En plus de la forêt, les Meka sont les grands adjudicataires des marchés d’approvisionnement du ministère de la défense (munitions, uniformes, matériels lourds, véhicules…), que leurs complices Israéliens autour de Paul Biya ne cessent de multiplier depuis des décennies, maintenant ainsi une clientèle de poids pour l’industrie d’armement d’Israël.

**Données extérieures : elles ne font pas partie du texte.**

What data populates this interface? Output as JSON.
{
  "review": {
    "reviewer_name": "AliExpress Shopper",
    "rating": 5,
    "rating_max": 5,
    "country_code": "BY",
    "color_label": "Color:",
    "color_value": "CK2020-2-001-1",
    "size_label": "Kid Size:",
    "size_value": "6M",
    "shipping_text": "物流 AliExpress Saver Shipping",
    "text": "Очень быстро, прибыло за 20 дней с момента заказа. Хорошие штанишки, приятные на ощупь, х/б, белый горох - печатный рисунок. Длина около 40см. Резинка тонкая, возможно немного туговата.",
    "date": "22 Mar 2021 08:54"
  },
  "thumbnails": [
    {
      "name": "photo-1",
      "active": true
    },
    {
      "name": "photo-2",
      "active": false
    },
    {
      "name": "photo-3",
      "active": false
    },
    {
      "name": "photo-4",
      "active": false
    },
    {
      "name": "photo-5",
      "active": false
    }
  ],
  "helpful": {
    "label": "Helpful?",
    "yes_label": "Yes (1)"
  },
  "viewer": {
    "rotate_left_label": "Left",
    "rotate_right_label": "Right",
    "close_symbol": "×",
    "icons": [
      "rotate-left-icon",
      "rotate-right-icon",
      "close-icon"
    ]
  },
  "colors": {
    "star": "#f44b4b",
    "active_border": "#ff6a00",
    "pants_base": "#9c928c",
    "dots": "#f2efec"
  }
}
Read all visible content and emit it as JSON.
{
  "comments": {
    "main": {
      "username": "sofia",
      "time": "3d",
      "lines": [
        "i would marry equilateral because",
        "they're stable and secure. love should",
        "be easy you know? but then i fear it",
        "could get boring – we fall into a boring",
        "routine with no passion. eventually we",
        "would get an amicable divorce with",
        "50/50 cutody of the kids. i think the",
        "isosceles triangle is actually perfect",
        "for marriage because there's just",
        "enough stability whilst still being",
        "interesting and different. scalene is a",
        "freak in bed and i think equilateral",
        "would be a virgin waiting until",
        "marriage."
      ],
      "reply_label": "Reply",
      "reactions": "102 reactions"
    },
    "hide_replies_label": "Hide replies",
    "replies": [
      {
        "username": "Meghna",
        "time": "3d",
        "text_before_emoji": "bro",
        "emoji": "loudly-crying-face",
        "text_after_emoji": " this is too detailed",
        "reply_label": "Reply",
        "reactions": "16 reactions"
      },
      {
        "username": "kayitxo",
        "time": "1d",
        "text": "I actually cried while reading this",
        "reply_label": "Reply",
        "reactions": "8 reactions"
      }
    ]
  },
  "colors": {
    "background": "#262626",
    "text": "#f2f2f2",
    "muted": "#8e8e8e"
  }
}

Les Israéliens supposés protéger Paul Barthélemy Biya se sont en effet installés comme de véritables commerçants qui vendent à l’armée camerounaise tout ce que l’Etat d’Israël fabrique, même si l’équipement vendu ne sert à rien à la défense du pays. Les Meka leurs assurent tous les marchés d’achat d’armement et d’équipements qu’ils désirent.
Au demeurant, la personnalisation du pouvoir qui irrigue le système oligarchique de Paul Biya permet de s’accorder qu’il n’y a même pas un seul juste parmi eux. Le ministre garde des Sceaux Amadou Ali, ainsi que le premier ministre Ephraïm Inoni, principaux exécuteurs de « l’opération épervier » sont eux-mêmes avec Jean Marie Aléokol (ex secrétaire général à la Défense) des actionnaires de la Société forestière du Dja et de la Boumba (SFDB) qui bafoue les droits des populations villageoises.
L’épouse du chef de l’Etat, Chantal Biya est elle aussi montrée du doigt par les délinquants appréhendés
L’ex ministre des finances Meva’a Meboutou devrait répondre des milliards qu’il a détournés au ministère des Finances, parmi lesquels 66 milliards débloqués pour l’achat de l’Albatros.
Edouard Akame Mfoumou et un bon nombre de personnalités dont la liste est non exhaustive devront également rendre des comptes.
Mais au-dessus de cette cour royale de voleurs, véritables souris grouillant autour de tout ce qui reste de la dépouille Cameroun, il y a le maître voleur par qui toute lutte contre la corruption doit commencer.